I glance at Bruce. “Really?” I say. This is an extraordinarily bad oversight.

“Let’s stop for a moment,” says Bruce. He turns her off.

There’s an awkward pause, so I try to think of something complimentary to say. I tell Bruce that Bina48 is a better interviewee than a psychopath.

I’ve been interviewing a lot of psychopaths lately. I’ve been writing a book about them. Psychopaths can make very frustrating interviewees, because they feel no empathy. So they ignore your questions. They talk over you. They drone boringly on about whatever they like. They hijack the interview, like media-trained politicians. (Some media-trained politicians presumably are psychopaths.) There’s no human connection. So when I tell Bruce that Bina48 is a better interviewee than a psychopath, he looks flattered.

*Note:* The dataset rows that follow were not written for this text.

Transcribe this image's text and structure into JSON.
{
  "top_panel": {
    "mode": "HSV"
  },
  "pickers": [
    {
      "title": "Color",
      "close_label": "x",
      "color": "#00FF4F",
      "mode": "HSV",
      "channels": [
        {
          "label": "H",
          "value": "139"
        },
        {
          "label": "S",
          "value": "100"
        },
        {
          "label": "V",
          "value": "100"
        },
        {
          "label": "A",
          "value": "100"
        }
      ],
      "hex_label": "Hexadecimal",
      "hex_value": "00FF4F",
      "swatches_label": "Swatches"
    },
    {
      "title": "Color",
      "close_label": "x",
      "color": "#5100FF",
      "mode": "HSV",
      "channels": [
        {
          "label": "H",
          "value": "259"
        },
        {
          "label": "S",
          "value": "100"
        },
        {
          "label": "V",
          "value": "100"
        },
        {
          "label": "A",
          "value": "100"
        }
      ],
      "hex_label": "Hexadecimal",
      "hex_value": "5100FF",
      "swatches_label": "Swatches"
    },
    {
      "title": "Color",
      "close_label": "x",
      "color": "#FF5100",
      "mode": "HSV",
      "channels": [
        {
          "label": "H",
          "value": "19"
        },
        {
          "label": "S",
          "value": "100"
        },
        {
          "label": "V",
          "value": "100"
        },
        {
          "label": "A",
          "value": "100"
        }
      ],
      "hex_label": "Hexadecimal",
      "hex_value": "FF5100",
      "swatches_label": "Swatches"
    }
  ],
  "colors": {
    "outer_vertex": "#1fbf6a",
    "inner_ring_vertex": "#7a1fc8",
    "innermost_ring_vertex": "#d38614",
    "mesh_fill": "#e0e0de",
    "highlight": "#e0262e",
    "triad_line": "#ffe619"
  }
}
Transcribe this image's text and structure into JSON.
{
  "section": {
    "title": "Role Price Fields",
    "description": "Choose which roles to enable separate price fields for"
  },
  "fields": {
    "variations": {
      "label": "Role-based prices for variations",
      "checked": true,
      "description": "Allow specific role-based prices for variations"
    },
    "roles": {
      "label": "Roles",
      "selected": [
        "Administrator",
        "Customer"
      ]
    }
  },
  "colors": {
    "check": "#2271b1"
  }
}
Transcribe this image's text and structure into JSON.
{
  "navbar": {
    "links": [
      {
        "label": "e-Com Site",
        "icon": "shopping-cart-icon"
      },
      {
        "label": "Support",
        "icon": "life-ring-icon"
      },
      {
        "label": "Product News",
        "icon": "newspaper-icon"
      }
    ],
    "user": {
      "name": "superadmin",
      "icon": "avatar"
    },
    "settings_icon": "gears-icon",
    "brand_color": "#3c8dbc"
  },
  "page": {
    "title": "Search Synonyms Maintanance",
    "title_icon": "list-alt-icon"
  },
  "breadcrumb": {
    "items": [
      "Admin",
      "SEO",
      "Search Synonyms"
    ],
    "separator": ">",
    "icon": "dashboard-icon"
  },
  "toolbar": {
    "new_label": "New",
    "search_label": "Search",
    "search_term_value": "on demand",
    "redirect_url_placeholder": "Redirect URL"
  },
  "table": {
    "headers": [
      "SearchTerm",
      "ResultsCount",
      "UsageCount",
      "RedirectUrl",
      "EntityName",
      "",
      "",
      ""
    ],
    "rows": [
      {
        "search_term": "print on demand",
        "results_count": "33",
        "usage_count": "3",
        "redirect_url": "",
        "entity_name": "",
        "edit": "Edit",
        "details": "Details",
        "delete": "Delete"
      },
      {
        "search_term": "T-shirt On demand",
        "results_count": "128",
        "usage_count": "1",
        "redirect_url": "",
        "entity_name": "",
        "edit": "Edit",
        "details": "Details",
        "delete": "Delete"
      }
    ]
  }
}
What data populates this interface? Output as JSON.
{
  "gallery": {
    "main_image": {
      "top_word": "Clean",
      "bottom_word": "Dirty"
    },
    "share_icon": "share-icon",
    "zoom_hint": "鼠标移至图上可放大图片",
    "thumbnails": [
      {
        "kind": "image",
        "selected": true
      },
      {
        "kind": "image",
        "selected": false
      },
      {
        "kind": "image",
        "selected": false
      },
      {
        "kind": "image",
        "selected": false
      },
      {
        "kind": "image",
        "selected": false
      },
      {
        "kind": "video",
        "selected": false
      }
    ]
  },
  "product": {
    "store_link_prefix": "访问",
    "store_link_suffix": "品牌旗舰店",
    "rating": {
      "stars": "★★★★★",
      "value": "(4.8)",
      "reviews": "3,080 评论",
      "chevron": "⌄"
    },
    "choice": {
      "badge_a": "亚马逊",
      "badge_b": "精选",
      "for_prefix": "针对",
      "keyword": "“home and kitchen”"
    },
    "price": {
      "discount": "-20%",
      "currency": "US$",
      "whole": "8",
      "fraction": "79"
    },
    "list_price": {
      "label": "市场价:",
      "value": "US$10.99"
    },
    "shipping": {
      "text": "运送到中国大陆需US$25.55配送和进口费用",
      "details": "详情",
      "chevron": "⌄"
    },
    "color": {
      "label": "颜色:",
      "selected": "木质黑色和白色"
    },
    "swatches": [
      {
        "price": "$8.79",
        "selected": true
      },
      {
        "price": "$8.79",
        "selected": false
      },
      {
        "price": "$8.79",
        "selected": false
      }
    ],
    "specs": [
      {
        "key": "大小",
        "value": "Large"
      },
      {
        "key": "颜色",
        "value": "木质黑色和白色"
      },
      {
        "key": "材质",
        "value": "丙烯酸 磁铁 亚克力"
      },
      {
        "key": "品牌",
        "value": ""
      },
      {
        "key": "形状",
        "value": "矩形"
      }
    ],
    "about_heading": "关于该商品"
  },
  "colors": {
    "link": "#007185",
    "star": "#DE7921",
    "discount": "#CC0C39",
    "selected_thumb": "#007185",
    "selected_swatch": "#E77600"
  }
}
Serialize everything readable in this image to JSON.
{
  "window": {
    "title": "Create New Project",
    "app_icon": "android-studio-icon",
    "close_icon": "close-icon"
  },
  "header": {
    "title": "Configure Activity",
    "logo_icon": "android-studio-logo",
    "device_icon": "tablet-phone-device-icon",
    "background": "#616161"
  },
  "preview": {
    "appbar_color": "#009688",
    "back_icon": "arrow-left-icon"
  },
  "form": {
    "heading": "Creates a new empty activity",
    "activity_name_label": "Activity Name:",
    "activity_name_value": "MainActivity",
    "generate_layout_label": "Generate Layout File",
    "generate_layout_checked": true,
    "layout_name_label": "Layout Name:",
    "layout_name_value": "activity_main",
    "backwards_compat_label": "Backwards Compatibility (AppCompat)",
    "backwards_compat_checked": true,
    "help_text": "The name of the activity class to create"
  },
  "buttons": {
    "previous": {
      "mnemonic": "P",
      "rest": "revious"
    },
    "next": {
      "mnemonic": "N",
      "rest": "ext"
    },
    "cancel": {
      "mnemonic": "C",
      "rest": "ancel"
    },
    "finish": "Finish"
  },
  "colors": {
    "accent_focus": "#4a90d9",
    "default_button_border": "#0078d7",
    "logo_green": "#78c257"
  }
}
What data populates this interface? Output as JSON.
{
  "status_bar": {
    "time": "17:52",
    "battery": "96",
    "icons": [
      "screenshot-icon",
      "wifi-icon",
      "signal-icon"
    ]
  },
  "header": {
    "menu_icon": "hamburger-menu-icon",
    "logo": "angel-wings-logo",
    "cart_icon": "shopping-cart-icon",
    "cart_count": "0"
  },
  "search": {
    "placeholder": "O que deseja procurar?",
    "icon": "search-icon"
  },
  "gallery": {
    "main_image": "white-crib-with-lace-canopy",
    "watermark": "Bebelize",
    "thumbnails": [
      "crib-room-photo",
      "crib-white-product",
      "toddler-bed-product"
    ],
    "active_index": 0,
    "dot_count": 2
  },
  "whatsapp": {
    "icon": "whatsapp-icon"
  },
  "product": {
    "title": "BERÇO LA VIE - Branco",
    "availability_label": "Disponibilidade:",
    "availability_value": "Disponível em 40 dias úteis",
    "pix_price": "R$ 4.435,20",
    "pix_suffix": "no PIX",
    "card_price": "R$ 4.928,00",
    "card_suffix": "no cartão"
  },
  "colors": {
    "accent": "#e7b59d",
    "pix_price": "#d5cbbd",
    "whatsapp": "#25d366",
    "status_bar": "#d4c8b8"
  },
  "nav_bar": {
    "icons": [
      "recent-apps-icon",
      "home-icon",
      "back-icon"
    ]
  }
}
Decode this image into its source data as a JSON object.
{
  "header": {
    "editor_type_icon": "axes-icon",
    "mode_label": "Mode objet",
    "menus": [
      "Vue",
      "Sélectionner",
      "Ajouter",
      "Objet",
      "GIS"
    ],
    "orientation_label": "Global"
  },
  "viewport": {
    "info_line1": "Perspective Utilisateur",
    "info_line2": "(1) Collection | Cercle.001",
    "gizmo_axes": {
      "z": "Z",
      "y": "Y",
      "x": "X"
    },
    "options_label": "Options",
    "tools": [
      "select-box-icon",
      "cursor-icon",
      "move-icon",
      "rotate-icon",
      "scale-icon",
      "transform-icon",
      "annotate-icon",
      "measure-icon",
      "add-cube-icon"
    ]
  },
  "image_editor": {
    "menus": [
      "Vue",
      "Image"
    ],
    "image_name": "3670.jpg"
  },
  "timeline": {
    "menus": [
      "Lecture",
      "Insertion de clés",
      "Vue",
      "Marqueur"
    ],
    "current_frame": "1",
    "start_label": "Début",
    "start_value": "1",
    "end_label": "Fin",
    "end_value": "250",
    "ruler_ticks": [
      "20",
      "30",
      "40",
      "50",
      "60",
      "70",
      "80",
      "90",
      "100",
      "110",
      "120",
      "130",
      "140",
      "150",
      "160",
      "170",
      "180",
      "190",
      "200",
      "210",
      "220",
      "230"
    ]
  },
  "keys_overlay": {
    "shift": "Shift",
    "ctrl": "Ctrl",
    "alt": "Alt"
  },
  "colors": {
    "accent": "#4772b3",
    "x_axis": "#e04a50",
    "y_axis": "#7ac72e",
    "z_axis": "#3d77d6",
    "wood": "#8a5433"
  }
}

“Bina wants to respond,” he says. “She wants to please.”

“But right now she’s sounding psychotic,” I say, “plus she sounds like she needs oiling.”

“Don’t think of her as psychotic,” Bruce says. “Think of her as a three-year-old. If you try to interview a three-year-old, you’ll think after a while that they’re not living in the same world as you. They get distracted. They don’t answer. Hang on.”

He does some fiddling with Bina48’s hard drive. He says the problem might be that she doesn’t understand my English accent. So he makes me do a voice recognition test. I have to read out Kennedy’s inauguration speech. Then he turns her back on.